Their combined IPO proceeds accounted for more than half of total proceeds at $32.11b.
Chinese technology, media and telecommunications (TMT) companies are increasingly looking to overseas capital markets like Hong Kong for their public debuts, according to accounting firm PwC, as IPO proceeds from the Asian financial centre accounted for more than half of $62.7b (50.2b yuan) raised the second half of 2017.
“Looking ahead, TMT companies which are not yet profitable, will be considering the possibility of listing in Hong Kong and overseas because of the higher threshold for domestic listing,” said PwC China and Hong Kong TMT Leader Wilson Chow.
The number of Chinese TMT companies listing shares in Hong Kong or overseas soared in Q4, with a mere eight IPOs raising $32.11b (25.7b yuan), accounting for 52% of total proceeds in the second half of 2017.

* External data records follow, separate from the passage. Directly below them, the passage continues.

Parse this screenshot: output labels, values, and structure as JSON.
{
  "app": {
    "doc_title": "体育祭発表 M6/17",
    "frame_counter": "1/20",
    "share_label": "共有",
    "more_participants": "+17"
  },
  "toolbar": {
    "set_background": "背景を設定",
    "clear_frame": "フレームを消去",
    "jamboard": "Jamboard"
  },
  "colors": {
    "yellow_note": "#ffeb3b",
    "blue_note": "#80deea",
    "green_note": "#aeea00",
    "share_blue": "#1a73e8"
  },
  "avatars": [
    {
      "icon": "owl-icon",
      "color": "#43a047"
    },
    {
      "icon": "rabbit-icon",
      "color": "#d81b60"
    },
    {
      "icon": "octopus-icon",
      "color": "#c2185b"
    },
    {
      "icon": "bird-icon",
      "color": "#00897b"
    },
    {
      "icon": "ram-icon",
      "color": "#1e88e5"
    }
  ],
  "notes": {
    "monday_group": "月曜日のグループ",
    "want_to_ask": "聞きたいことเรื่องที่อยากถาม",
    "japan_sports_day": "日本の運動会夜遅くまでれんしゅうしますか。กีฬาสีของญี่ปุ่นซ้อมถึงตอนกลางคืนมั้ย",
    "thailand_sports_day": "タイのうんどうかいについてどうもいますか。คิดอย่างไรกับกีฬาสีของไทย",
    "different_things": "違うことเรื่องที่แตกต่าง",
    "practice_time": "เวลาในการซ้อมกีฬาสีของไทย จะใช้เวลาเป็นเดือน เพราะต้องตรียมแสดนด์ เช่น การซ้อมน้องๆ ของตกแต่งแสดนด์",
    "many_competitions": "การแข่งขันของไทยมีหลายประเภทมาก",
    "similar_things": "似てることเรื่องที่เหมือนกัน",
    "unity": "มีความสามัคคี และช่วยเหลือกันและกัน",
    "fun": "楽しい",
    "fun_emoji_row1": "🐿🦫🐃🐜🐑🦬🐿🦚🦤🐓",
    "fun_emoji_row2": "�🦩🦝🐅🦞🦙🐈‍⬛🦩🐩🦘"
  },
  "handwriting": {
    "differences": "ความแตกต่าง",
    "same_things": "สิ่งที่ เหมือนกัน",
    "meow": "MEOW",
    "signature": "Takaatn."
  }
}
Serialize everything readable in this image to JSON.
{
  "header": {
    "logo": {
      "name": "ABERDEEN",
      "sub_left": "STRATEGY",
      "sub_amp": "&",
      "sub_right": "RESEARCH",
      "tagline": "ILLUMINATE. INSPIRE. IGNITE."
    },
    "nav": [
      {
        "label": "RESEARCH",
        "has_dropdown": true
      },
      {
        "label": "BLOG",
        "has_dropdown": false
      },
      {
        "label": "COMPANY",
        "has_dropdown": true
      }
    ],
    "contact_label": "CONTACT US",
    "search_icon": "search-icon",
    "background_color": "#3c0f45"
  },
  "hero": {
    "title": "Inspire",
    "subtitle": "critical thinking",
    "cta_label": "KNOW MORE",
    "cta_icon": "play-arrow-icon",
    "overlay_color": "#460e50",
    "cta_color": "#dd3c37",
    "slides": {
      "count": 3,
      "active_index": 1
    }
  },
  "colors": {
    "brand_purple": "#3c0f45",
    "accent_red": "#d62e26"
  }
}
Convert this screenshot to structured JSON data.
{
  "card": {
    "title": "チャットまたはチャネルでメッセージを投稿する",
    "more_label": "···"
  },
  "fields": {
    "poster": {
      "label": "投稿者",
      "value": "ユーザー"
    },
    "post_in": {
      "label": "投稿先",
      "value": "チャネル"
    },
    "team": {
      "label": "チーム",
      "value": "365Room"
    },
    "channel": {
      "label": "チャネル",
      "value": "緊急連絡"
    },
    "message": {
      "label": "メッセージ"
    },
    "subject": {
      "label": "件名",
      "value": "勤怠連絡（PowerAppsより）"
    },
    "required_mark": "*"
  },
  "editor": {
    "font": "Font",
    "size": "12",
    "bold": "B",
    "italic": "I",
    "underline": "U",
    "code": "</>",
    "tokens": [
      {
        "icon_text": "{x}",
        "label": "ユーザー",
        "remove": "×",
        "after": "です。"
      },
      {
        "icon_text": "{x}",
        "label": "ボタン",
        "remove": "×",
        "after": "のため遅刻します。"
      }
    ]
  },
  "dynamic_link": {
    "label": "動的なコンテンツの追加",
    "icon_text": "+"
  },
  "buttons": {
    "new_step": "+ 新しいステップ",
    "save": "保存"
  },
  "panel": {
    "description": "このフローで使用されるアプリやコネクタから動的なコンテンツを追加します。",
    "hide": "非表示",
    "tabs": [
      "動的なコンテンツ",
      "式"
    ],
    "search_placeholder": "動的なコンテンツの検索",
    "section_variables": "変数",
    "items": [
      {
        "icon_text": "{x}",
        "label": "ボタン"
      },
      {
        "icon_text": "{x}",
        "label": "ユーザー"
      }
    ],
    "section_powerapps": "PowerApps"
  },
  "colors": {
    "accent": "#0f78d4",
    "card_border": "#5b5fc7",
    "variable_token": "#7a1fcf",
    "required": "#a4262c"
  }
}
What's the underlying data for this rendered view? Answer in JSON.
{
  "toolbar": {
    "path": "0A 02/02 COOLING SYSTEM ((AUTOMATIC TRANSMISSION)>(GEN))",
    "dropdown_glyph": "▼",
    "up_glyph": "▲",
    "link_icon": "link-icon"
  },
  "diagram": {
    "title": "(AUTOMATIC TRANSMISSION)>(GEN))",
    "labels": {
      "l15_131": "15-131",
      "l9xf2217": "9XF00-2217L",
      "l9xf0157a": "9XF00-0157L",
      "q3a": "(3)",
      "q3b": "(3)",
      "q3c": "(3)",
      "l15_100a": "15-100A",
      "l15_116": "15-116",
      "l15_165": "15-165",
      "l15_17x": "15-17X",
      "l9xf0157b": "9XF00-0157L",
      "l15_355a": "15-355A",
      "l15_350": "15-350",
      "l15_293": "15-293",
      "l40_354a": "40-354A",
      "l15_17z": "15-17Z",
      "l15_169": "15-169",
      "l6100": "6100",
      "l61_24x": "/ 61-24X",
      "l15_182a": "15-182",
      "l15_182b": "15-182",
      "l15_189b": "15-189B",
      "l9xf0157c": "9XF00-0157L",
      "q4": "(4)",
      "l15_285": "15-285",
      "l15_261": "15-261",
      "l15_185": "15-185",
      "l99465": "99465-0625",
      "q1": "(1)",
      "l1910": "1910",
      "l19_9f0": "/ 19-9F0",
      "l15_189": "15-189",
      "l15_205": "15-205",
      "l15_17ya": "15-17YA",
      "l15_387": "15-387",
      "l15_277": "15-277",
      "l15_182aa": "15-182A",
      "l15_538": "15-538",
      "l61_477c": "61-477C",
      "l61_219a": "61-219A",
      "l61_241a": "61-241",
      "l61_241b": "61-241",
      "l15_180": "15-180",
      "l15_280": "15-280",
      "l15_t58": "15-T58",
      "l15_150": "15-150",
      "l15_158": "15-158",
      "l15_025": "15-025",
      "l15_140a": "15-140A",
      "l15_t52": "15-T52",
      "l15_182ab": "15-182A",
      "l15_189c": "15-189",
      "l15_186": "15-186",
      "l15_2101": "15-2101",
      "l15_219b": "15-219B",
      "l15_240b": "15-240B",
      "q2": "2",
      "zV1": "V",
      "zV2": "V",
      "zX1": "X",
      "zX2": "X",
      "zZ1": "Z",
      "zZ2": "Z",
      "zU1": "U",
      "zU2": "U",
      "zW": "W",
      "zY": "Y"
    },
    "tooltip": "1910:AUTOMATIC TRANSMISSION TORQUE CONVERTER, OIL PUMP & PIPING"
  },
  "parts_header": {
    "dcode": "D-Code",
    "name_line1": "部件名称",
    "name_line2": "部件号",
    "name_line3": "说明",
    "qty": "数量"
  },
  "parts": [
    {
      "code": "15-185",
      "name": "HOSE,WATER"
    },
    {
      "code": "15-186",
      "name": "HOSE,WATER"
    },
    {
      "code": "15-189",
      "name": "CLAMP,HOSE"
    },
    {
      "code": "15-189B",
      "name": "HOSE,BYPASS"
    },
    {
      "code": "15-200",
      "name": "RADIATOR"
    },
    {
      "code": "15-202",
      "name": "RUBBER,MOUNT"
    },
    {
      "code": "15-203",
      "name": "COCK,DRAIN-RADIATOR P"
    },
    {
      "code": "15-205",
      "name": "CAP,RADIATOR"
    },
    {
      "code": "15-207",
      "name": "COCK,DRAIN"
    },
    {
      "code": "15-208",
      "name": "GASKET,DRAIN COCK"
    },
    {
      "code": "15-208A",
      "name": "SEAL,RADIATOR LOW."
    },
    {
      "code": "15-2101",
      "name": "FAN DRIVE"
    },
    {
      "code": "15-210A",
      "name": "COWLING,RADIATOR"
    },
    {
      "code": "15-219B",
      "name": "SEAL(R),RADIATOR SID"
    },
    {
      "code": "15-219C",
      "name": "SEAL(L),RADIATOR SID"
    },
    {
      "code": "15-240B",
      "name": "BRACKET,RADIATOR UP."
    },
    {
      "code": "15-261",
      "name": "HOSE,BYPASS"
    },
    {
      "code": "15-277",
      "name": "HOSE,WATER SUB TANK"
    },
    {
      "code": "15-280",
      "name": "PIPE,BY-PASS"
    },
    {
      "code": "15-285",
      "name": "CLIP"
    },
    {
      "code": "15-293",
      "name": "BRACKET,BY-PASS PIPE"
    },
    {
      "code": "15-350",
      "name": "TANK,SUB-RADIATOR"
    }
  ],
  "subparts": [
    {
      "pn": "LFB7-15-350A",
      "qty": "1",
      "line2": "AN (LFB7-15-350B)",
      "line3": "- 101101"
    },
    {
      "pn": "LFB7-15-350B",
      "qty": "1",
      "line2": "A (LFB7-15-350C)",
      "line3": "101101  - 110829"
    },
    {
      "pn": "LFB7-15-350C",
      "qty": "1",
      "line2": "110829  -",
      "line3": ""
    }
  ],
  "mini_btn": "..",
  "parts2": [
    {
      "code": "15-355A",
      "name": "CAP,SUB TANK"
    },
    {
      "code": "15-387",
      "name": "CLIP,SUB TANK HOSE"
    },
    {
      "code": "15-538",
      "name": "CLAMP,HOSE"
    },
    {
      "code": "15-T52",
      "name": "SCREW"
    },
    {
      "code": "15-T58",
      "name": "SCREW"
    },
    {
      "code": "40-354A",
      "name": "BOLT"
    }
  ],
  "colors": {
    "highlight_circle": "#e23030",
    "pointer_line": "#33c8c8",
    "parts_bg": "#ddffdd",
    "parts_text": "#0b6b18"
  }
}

Over the course of 2017, Chinese TMT IPOs extended a growth streak that began in Q3 of the previous year, with the A-share market emerging as the main channel for Chinese TMT listings.
In the second half of 2017, 16% of Chinese TMT companies listed in Hong Kong and other overseas markets; 41% opted to list on the GEM in Shenzen, 27% on the Main Board; another 16% on the SEM in Shenzen.
“Recent reforms of listing rules for companies with dual-class share structures, and bio-tech companies without profit or revenue, will further enhance the attractiveness of the Hong Kong stock market for Chinese TMT companies in 2018,” Chow added.